Section Contents Cite

Endocrine Abstracts (2025) 110 EP1177 | DOI: 10.1530/endoabs.110.EP1177

ECEESPE2025 ePoster Presentations Pituitary, Neuroendocrinology and Puberty (220 abstracts)

Transient arterial hypertension developed during therapy with triptorelin in a girl with central precocious puberty

Magdalena Banaszak-Ziemska ¹ & Marek Niedziela ¹

Author affiliations

¹Institute of Pediatrics Karol Jonscher’s Clinical Hospital Poznan University of Medical Sciences, Department of Pediatric Endocrinology and Rheumatology, Poznań, Poland.

JOINT3543

Introduction: Gonadotropin-releasing hormone analog (aGnRH) is used for the treatment of central precocious puberty (CPP) in childhood and has a good safety profile, with minimal side effects like menopause-like symptoms or local changes at the injection side. In the literature, there are a couple of case reports about the development of transient hypertension during aGnRH treatment.
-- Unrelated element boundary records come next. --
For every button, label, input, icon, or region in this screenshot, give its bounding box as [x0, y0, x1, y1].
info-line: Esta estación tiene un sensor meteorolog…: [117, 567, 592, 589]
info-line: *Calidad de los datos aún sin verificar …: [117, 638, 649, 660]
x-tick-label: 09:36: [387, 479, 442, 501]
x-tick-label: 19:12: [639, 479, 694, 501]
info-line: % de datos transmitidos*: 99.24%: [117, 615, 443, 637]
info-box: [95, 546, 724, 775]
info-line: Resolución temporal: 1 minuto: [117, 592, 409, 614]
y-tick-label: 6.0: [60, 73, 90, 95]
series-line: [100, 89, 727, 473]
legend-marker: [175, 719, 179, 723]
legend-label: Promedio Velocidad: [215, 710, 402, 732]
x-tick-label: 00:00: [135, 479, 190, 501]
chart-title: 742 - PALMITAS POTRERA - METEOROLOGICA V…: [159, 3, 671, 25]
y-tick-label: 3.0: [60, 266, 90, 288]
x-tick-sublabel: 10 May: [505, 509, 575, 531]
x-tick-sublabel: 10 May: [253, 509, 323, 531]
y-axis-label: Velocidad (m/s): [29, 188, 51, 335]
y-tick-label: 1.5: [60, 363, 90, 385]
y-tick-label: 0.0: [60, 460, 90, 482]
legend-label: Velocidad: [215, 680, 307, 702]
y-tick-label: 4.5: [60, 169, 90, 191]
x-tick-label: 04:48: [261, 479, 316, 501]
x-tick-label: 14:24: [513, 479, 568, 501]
Case report: We present a case of a girl with a fast progression of CPP with transient arterial hypertension developed during therapy with aGnRH. At the age of 8 years and 9 months, she was diagnosed in the Paediatric Endocrinology Department due to breast and pubic hair development before the age of 8 years. After LH-RH domination of LH was found, fast progression of breast development and advancement of bone age was observed, and bone age was 10 years. Her height was 135,8 cm (50-75pc), her weight was 32,5 kg (50-75pc), and her target height was 169 cm (50-75pc). Therapy with Diphereline SR was initiated. At the age of 8 years and 11 months, she started complaining of recurrent headaches and nose bleeding; BP was 135/85 mmHg at the beginning, with the progression to 155/104 mmHg six months later. In the abdomen ultrasound, double right kidney vessels were found. Hormonal profile with renin, aldosterone, and metoksycatecholamin were in the normal range. She was consulted with an ophthalmologist, and an eye fundus examination revealed no abnormalities. Heart image in echocardiography was proper, but LVMI was elevated at 39,46 (> 95pc for sex and age). In ambulatory blood pressure monitoring (ABPM), hypertension was diagnosed, and treatment with amlodipine was recommended; an initial dose was 2,5mg once a day. Although the treatment, BP was still above the normal range in home monitoring, and in ABPM, ACEI was added to the therapy. At the age of 10 years, due to the development of symptomatic hypertension with heart complications and due to mitigation of CPP progression, treatment with aGnRH was finished. After a month in ABPM, blood pressure was much below 50pc, and amlodipine was discontinued. After the following two months, due to BP values much below 50pc, ACEI was also discontinued. BP remains in the normal range.

Conclusions: Despite the good safety profile of aGnRH, hypertension could be a significant problem during therapy. Based on our case and other earlier reports, regular evaluation of BP should be a part of patient with CPP monitoring.